An open apology letter…to my thighs

We all have that one thing (or many, depending on the day) we nag ourselves about. You know that nasty little negative voice in your head. This trait seems like such a big deal to us – the owner of that trait. Meanwhile, other people most likely don’t notice or don’t care (and if they don’t notice or don’t care (and let’s be honest here, the people who do notice or care are probably not the people you need in your life). I’m not going to pretend that I don’t struggle with this exact thing. Hence writing about it right now. I am not going to pretend like I haven’t looked at another woman and wished one of her traits to become mine. I am not going to pretend like I haven’t examined myself in the mirror wishing things looked different.

And why wouldn’t this be a struggle when it is engrained in our society that beauty has a specific size or look. I mean look around. Look at the TV, magazines, movies. Think back about to the way you were raised. The women who raised you. The female friends in your life. The females who aren’t your friends but in your life. Pay attention to the way women talk about their bodies.

I am choosing (what a powerful feeling btw) to look at myself and and be ok with my body.

That quite possibly is the first step: awareness. Once I started to really, and I mean really, pay attention to the way I was talking about myself and the way other women talk about their bodies, it was alarming. It makes me sad. For me, the next step was to make the conscious decision to not talk about myself that way. So that’s what I am doing.
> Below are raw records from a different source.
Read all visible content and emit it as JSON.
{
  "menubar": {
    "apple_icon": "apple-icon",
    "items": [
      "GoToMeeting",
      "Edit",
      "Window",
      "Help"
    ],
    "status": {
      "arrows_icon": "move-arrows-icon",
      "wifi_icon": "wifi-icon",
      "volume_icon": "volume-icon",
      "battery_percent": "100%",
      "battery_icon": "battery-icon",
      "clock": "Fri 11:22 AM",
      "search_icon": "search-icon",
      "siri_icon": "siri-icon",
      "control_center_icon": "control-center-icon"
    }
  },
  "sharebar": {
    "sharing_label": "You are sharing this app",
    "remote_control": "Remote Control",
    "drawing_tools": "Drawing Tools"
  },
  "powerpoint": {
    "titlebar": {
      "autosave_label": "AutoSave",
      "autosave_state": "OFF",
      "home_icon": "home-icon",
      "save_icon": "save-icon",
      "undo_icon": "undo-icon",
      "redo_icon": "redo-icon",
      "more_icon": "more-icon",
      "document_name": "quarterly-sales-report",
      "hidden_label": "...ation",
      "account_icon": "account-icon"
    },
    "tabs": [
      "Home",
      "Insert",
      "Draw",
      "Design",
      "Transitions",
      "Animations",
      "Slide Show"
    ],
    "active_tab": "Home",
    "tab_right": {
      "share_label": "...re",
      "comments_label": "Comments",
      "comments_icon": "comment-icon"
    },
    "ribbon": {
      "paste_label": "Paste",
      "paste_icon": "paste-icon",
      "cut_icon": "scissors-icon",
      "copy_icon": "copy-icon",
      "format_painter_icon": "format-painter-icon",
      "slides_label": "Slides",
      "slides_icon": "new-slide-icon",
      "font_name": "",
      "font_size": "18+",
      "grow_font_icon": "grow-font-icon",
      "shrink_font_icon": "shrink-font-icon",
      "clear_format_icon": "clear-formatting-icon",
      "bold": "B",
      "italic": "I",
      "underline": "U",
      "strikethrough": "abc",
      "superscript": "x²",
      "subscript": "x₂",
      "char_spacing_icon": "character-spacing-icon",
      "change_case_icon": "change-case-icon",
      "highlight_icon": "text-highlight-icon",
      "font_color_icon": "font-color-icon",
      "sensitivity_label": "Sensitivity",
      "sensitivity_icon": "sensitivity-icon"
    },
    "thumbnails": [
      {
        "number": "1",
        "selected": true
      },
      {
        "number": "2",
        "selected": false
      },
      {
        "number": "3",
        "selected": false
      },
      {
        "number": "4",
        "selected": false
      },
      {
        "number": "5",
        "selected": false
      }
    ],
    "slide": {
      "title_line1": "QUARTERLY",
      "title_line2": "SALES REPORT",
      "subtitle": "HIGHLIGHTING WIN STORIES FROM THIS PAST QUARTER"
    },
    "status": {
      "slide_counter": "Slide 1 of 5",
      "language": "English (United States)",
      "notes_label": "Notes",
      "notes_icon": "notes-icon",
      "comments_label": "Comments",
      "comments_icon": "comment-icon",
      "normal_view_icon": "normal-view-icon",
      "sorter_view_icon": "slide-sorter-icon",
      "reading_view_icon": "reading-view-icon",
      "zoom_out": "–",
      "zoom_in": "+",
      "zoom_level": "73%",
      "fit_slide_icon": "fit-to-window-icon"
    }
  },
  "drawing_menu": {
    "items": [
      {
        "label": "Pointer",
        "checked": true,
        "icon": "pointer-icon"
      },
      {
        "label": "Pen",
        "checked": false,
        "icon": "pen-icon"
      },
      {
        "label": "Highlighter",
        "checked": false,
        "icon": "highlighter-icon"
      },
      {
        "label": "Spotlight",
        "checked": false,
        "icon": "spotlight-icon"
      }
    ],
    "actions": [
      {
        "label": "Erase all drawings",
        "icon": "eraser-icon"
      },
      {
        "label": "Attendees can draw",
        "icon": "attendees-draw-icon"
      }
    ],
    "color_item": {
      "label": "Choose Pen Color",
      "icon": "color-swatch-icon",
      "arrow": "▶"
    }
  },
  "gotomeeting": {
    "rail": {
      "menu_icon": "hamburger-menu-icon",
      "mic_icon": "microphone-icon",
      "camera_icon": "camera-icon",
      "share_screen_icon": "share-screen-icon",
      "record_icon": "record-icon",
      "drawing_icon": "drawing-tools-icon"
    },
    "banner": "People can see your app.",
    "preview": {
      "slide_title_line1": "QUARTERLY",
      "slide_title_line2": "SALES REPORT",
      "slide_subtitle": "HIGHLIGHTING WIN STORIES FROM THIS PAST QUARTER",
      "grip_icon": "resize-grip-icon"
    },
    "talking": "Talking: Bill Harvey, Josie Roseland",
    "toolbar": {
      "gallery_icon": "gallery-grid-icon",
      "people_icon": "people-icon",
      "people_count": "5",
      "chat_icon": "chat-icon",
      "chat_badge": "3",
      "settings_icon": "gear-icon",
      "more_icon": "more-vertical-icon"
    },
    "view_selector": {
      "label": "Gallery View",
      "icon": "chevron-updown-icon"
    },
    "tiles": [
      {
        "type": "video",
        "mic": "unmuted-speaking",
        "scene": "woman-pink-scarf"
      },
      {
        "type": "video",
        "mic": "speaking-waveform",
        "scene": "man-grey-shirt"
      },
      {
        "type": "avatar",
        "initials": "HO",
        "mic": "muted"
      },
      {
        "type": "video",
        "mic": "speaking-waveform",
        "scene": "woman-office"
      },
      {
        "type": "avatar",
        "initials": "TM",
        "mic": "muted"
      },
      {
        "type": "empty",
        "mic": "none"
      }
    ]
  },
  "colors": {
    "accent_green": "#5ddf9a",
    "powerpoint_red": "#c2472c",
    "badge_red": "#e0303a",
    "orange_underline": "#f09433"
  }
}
I am choosing (what a powerful feeling btw) to look at myself and and be ok with my body. Making conscious decisions to focus on what my body can do. What it has done. A conscience decision to stop focusing on what society tells me my body should look like. One of my biggest body struggles has always been my thighs. Too big. Too much cellulite. No gap. You get the idea.
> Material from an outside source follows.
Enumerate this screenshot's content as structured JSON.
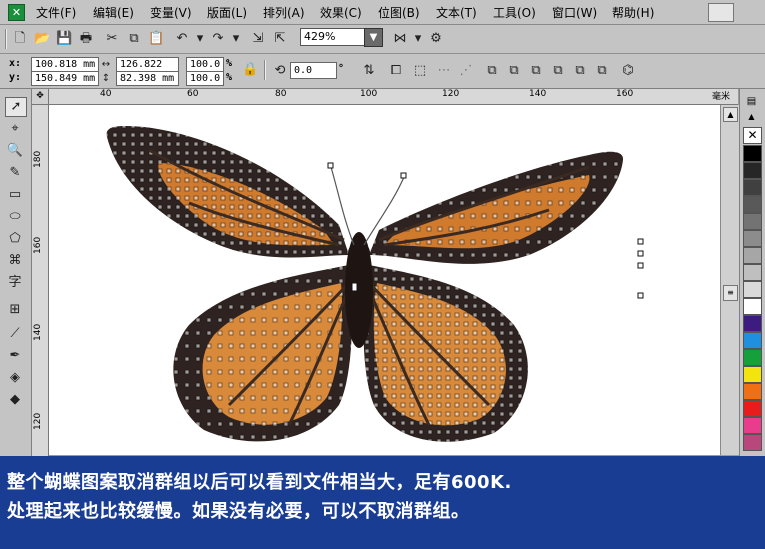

It is time for more body kindness. It is time to focus on the positive and the strength. Which is why I decided to write an apology letter to my thighs:

Dear Thighs,

I am sorry for how I have treated and talked to you over the past couple of decades. All you want to do is literally carry me everyday.

I am sorry for always wishing you didn’t touch. Not just because it makes my shorts ride up, or the chaffing caused, but for thinking I would be happier with a thigh gap.

I am sorry for blaming you for not being able to find a pair of pants that fit the way I wanted. It wasn’t your fault. People have thighs. And that is cool. Maybe the clothing industry needs to recognize.

I am sorry for wishing you didn’t take up so much space when I sit in a chair.

Body glide was invented for a reason. Pants can be tailored. And taking up space isn’t such a bad thing after all.

Instead, dear thighs, I should have been thanking you all along. You support me everyday. I have put you through the ringer over the years. Who even knows how many miles you have logged. Some days after particularly long or intense workouts, I could tell you were tired and a little angry. But you have never let me down. Marathons, countless swim kick sets, cycling, jump squats (which I know you really hate). The list goes on. You always withstand only to get stronger. To make me stronger.

I will no longer scold you my dear thighs. Instead I will thank you for all the miles you have carried me, and all the miles yet to come.